Step 5: Create a way to embed xml in the wiki syntax
To make it possible to represent information in the original docbook, in the wiki syntax, I have been asked to generate some way to embed docbook tags in the wiki markup.
This is a seriously complex issue. I will fill out the information here as it gets clearer. The following stuff is more brainstorming than an official plan. Please feel free to comment them either here or on the wiki
Update: I don't like this approach anymore, and I've outlined a similar but cleaner way in ../PassThroughBlocks. What you see below is outdated, left here beacause I don't have the time to clean it up right now.
It has been suggested that a special prosessing instruction would enable this function, which by default would be disabled. This seems like a very good idea, to minimize the risk of breaking existing pages.

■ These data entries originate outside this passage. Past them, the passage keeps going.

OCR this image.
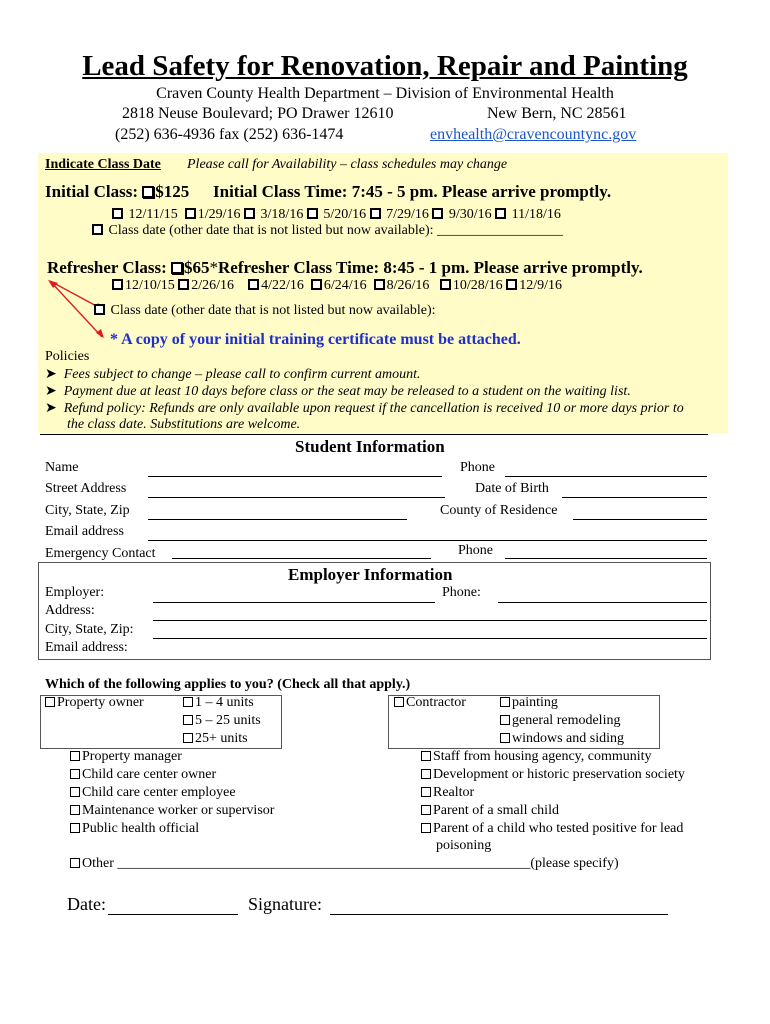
Lead Safety for Renovation, Repair and Painting
Craven County Health Department – Division of Environmental Health
2818 Neuse Boulevard; PO Drawer 12610	New Bern, NC 28561
(252) 636-4936 fax (252) 636-1474	envhealth@cravencountync.gov
Indicate Class Date Please call for Availability – class schedules may change
Initial Class: $125 Initial Class Time: 7:45 - 5 pm. Please arrive promptly.
12/11/15 1/29/16 3/18/16 5/20/16 7/29/16 9/30/16 11/18/16
Class date (other date that is not listed but now available): __________________
Refresher Class: $65*Refresher Class Time: 8:45 - 1 pm. Please arrive promptly.
12/10/15 2/26/16 4/22/16 6/24/16 8/26/16 10/28/16 12/9/16
Class date (other date that is not listed but now available):
* A copy of your initial training certificate must be attached.
Policies
➤ Fees subject to change – please call to confirm current amount.
➤ Payment due at least 10 days before class or the seat may be released to a student on the waiting list.
➤ Refund policy: Refunds are only available upon request if the cancellation is received 10 or more days prior to
the class date. Substitutions are welcome.
Student Information
Name	Phone
Street Address	Date of Birth
City, State, Zip	County of Residence
Email address
Emergency Contact	Phone
Employer Information
Employer:	Phone:
Address:
City, State, Zip:
Email address:
Which of the following applies to you? (Check all that apply.)
Property owner	1 – 4 units
5 – 25 units
25+ units
Contractor	painting
general remodeling
windows and siding
Property manager
Child care center owner
Child care center employee
Maintenance worker or supervisor
Public health official
Staff from housing agency, community
Development or historic preservation society
Realtor
Parent of a small child
Parent of a child who tested positive for lead
poisoning
Other ___________________________________________________________(please specify)
Date:	Signature:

I really want to use a real xml parser to parse the xml tags in the wiki syntax. My current idea is to first replace all & that aren't already either & < or > marks with & and then look for "< " and " >" and repace those with "< " and " >" (notice the location of the spaces inside the quotation marks), which should take care of most common cases. If this isn't enough, converting all xml tags that don't use a predefined namespace identifier, would get their < and > converted in to < and >. This way a page could have xml as long as the namespace identifier isn't one of the predefined ones.

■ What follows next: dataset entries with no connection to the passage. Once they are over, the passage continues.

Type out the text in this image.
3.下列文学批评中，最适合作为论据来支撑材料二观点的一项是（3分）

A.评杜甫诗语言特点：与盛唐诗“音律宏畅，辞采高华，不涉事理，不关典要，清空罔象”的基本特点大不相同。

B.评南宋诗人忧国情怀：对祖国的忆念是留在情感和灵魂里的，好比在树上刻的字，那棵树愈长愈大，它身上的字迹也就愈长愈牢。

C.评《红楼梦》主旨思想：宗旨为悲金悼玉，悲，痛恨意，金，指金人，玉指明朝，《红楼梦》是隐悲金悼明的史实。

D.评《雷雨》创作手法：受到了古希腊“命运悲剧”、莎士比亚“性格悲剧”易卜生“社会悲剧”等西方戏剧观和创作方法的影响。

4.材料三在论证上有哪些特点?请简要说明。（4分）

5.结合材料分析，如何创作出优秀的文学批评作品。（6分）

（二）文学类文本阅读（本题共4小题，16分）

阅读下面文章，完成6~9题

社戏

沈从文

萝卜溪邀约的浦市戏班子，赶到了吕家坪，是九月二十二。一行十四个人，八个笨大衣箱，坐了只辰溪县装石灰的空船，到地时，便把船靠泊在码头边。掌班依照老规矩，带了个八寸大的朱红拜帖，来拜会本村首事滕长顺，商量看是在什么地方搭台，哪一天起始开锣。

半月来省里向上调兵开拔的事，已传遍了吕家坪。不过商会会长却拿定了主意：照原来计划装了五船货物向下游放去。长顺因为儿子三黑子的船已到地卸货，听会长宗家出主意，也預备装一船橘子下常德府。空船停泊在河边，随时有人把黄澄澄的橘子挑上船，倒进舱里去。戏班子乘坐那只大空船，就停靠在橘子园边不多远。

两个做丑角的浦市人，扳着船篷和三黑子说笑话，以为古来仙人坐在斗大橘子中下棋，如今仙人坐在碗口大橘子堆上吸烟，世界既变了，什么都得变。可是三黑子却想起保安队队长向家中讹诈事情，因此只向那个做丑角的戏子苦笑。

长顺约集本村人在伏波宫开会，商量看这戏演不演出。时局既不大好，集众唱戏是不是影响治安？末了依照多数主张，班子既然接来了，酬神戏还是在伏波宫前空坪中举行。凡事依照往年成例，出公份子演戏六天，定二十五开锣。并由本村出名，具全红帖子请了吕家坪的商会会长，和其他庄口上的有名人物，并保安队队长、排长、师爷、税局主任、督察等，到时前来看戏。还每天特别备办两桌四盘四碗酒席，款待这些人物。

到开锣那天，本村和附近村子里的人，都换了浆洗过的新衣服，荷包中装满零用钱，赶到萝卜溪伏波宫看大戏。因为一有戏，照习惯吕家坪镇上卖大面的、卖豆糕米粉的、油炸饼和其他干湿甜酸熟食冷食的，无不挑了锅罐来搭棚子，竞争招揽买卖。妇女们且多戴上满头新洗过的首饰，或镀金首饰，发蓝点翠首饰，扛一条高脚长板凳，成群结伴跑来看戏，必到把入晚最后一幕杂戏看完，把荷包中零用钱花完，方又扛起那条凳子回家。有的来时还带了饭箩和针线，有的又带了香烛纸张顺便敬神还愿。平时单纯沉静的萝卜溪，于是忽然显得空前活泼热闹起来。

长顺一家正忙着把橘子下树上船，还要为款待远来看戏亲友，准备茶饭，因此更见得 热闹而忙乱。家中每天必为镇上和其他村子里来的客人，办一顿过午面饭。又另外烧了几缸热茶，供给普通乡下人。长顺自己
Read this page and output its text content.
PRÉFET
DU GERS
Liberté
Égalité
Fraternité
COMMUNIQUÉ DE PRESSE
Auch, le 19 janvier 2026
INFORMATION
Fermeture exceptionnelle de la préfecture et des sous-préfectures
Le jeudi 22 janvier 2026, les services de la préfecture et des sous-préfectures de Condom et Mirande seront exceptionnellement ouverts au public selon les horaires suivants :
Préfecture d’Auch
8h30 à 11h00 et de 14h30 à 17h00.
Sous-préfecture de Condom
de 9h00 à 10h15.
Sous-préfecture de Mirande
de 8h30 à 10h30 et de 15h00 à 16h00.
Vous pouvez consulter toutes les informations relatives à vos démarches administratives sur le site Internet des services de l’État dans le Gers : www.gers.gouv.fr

Then I would add the whole raw text in to "fake" xml tags, prepend an "<?xml?>", and shove it to an xml-parser. Every textnode of the root element, would get parsed by the usual wikisyntax parser one line at the time, while the elementnodes would get the special xml handling.

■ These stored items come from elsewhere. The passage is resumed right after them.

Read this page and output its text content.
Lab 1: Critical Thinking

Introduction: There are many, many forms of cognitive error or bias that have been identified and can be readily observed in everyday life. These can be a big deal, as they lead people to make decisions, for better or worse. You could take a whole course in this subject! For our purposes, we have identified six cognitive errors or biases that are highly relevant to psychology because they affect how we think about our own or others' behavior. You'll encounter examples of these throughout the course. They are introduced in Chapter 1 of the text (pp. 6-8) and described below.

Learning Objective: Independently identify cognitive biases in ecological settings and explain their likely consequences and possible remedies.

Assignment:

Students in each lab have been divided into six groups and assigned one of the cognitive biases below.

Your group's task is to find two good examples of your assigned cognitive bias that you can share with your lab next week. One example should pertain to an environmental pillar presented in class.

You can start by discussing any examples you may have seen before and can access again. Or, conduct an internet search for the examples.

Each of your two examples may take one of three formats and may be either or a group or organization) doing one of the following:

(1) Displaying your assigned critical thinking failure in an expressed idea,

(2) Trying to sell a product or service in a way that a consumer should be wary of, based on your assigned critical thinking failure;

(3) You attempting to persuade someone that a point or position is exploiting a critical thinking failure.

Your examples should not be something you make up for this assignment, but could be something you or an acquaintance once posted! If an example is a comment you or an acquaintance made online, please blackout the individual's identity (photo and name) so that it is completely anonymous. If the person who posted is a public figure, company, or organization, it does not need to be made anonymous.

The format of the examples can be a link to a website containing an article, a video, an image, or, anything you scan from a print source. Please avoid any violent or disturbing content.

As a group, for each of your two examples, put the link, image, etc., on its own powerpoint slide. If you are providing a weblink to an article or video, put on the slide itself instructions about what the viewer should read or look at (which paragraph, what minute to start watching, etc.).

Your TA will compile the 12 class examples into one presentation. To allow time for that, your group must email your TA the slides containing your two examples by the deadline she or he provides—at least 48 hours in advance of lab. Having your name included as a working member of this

These elementnodes would get walked through, and each node would cause a call to the formatter's function. The formatter api for this could be something similar to what the current api for the formatter is. It could first check if the formatter has support for the namespace in question. If it does, it would take all arguments of that elemen and make a tuple of each. It would then take the first textnode inside the element if such exist and pass these as variables to the formatter accompanied with the traditional on=1 variable.
It then advances to the firs subelement of the elementnode, and does the same to that. When the elementnode has no more textnodes or elemntnodes, it will call the formatters method for this elementnode with on=0, and back out to the parent element.
Step 6: Make twoway conversion of moinmoin lossless
In this step I'll add support for the embedding of tags in to the docbook-to-wikisyntax converter, and add support for handling these in to the docbook formatter.
The issue here is that even with the possibility to embed xml, I'm not sure how one would go about adding information that an image on the wiki is in fact a screenshot. If the image is put inside the xml, it will not show up on other backends (like regular browsing). Also, there is a huge number of tags in the docbook specification, and writing handlers for each on both sides will probably be beyond the scope of this project. I will implement handling for the most common docbook elements (as found in the fedora-docs' cvs), so that extending it later will be simple.
Timetable
You can find out about the actual situation on MoinDocBookProject/ProgressReports . As you can read at the start of this page, only goals 1,2,3 and 4 are primary goals, so they are the ones included in this timetable.
- 26.5 Start
- Mon 12.6. Step 1 done
- Mon 26.6. Step 2 done
- Mon 17.7. Step 3 done
- Mon 7.8. Step 4 done
- Mon 21.8. All documentation and tests done. Project done.